The CFPB does a better job of assessing the impact of rules on small entities than many of the financial regulators, but the agency still can improve the process, the Government Accountability Office said in a new report.
The report does not include the NCUA but does include several other regulatory agencies.
Under the Regulatory Flexibility Act, regulators must assess the potential impact of a rule on small entities and consider alternatives that may reduce the burden. The agency may certify that a particular rule would not have a significant impact on small businesses. The agencies must include its methodology in making its assessments.
For several agencies, such as the Office of the Comptroller of the Currency and the FDIC, GAO said agencies lacked a great deal of data.
“CFPB's regulatory flexibility analyses generally included all required components,” GAO said.
However, for three of the seven rules GAO examined, the rules did not assess the estimated compliance cost for small entities.
And the GAO said, “Of the analyses that included cost estimates, several did not quantify all identified costs or explain why such estimates were not available.”
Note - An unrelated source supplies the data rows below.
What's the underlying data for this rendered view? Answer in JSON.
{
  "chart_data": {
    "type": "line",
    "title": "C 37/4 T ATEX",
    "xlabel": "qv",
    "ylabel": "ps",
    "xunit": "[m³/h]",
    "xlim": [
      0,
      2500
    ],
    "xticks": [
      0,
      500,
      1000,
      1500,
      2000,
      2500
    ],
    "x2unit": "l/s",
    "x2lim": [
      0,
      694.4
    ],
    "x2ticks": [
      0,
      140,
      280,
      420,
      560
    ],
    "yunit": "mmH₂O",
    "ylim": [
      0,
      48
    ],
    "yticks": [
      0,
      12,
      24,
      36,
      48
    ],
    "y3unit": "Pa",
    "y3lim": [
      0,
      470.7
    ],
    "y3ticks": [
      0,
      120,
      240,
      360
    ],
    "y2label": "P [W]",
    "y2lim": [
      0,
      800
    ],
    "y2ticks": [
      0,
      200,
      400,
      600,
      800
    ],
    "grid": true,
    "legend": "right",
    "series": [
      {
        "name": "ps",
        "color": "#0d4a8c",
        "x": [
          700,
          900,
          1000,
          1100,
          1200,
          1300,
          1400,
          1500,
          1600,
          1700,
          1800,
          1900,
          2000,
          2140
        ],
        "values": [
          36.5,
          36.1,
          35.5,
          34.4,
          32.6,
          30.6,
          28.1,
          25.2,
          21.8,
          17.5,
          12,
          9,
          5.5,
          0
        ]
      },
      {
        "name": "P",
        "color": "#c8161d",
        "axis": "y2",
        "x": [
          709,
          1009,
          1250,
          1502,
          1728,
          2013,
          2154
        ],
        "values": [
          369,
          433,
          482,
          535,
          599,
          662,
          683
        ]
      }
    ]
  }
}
The CFPB has several small business review panels that assist the agency in such tasks.
“For CFPB rules that had regulatory flexibility analyses, documentation included RFA-required reports summarizing the results of Small Business Review Panel, GAO said. “Staff from the other regulators produced documentation for fewer or no rules and the documents they provided were largely limited and informal.”
For those other regulators, the documentation generally consisted of e-mails between agency staff and information about the number of entities affected.
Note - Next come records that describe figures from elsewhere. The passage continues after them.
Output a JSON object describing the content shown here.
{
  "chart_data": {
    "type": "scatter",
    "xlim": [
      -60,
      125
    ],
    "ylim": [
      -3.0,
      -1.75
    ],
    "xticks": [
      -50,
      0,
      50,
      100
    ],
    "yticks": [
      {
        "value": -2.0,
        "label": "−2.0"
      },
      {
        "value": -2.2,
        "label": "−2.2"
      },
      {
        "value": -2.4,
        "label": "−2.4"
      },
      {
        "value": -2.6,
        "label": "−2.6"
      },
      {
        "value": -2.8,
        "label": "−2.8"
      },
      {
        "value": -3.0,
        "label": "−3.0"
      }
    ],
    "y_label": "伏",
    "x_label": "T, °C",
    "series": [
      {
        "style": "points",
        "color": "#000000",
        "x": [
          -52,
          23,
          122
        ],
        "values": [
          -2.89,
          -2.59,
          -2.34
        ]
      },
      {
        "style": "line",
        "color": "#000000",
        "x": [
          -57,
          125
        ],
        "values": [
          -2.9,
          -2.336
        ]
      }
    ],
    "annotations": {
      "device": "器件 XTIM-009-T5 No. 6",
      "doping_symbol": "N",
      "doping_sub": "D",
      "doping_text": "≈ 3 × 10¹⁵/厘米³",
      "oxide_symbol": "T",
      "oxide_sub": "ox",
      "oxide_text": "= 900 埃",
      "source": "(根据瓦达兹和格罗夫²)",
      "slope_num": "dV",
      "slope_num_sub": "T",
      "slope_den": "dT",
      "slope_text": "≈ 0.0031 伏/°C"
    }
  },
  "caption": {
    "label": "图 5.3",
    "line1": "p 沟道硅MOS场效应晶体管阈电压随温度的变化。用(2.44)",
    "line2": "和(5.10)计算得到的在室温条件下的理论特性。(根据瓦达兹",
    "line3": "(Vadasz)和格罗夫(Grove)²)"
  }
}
Still, the GAO said that the CFPB did not include all the required information. For instance, the CFPB did not include its sources and methodology for certifying that a rule would not affect small business.
NCUA Chairman J. Mark McWatters complained last year that the CFPB did not do a good job of assessing whether credit unions should be exempt from its rules.
Those sentiments were echoed in a June letter that CUNA President/CEO Jim Nussle sent to then-Director Richard Cordray.
“Regrettably…credit unions continue to tell us that the accommodations the CFPB continues to cite are not sufficient exemptions and they do not fully take into consideration the size, complexity, structure, or mission of all credit unions,” Nussle wrote.
Cordray has resigned as director and Office of Management and Budget Director Mick Mulvaney is serving as the agency's acting director. So far, credit union trade groups have said that they are pleased with many of Mulvaney's decisions.